“Every scientist dreams of doing something that can help the world.”
Tu Youyou was fortunate to grow up in a household that valued education and made it a high priority for all their children. This educational background throughout primary and secondary school allowed Tu to follow her interest in pharmacology.
Driven by curiosity and the desire to not only keep herself healthy but others as well, Tu immersed herself in chemistry-based experiments that expanded her expertise with traditional Chinese medicine, while also adopting Western medicine techniques.
With this unique mixture of education, and at a time where malaria was beginning to threaten the Chinese population, Youyou was recruited to join a research team with the hopes of curing the illness. Shortly after joining, Tu became the new head of the mission and left the comfort of the lab to study how malaria affected human health on a southern Chinese island.
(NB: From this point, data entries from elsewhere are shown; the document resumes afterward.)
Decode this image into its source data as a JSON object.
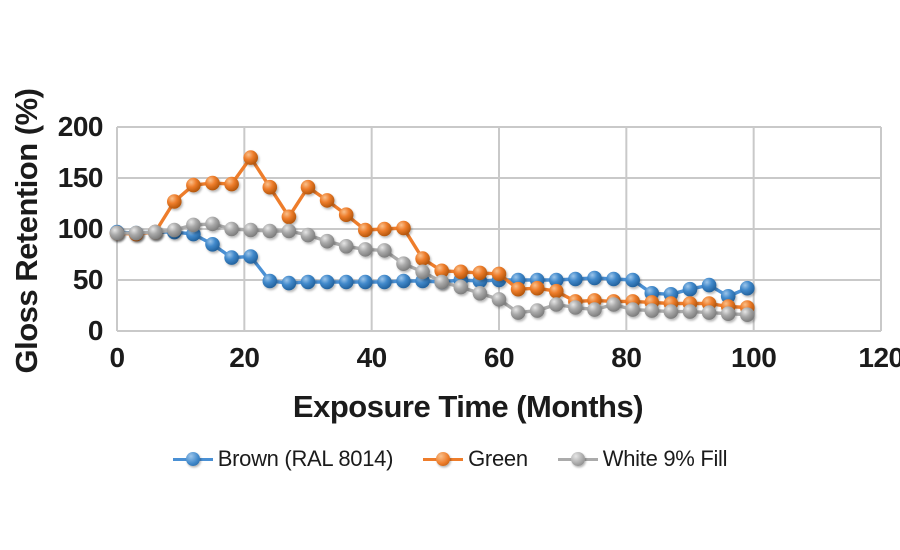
{
  "chart_data": {
    "type": "line",
    "title": "",
    "xlabel": "Exposure Time (Months)",
    "ylabel": "Gloss Retention (%)",
    "xlim": [
      0,
      120
    ],
    "ylim": [
      0,
      200
    ],
    "x_ticks": [
      0,
      20,
      40,
      60,
      80,
      100,
      120
    ],
    "y_ticks": [
      0,
      50,
      100,
      150,
      200
    ],
    "grid": true,
    "legend_position": "bottom",
    "x": [
      0,
      3,
      6,
      9,
      12,
      15,
      18,
      21,
      24,
      27,
      30,
      33,
      36,
      39,
      42,
      45,
      48,
      51,
      54,
      57,
      60,
      63,
      66,
      69,
      72,
      75,
      78,
      81,
      84,
      87,
      90,
      93,
      96,
      99
    ],
    "series": [
      {
        "name": "Brown (RAL 8014)",
        "values": [
          97,
          96,
          97,
          97,
          95,
          85,
          72,
          73,
          49,
          47,
          48,
          48,
          48,
          48,
          48,
          49,
          49,
          48,
          50,
          49,
          50,
          50,
          50,
          50,
          51,
          52,
          51,
          50,
          37,
          36,
          41,
          45,
          34,
          42
        ],
        "color": {
          "line": "#4a90d4",
          "light": "#9cc5ea",
          "mid": "#4189cb",
          "dark": "#1f5e99"
        }
      },
      {
        "name": "Green",
        "values": [
          96,
          95,
          97,
          127,
          143,
          145,
          144,
          170,
          141,
          112,
          141,
          128,
          114,
          99,
          100,
          101,
          71,
          59,
          58,
          57,
          56,
          41,
          42,
          39,
          29,
          30,
          29,
          29,
          28,
          27,
          27,
          27,
          24,
          23
        ],
        "color": {
          "line": "#ee7d2b",
          "light": "#f9c08c",
          "mid": "#ee7d2b",
          "dark": "#ae5208"
        }
      },
      {
        "name": "White 9% Fill",
        "values": [
          96,
          96,
          97,
          99,
          104,
          105,
          100,
          99,
          98,
          98,
          94,
          88,
          83,
          80,
          79,
          66,
          58,
          48,
          43,
          37,
          31,
          18,
          20,
          26,
          23,
          21,
          26,
          21,
          20,
          19,
          19,
          18,
          17,
          16
        ],
        "color": {
          "line": "#ababab",
          "light": "#e6e6e6",
          "mid": "#a9a9a9",
          "dark": "#787878"
        }
      }
    ],
    "style": {
      "gridline_color": "#c9c9c9",
      "text_color": "#1b1b1b",
      "background": "#ffffff"
    }
  }
}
After multiple experiments and references to previous cases of the illness, Tu’s team began looking to sweet wormwood as a possible ingredient to the cure. After numerous attempts to extract correctly, the clinical trials eventually produced promising results.
Believing wholeheartedly in the medicine, and that it was her responsibility as head of the team, Tu Youyou volunteered to be the first human trial for the new drug. Her drug was ultimately a success and has since saved millions of lives.
Tu Youyou’s impressive career path earned her a Nobel Prize and she was the first Chinese women to achieve such a distinction.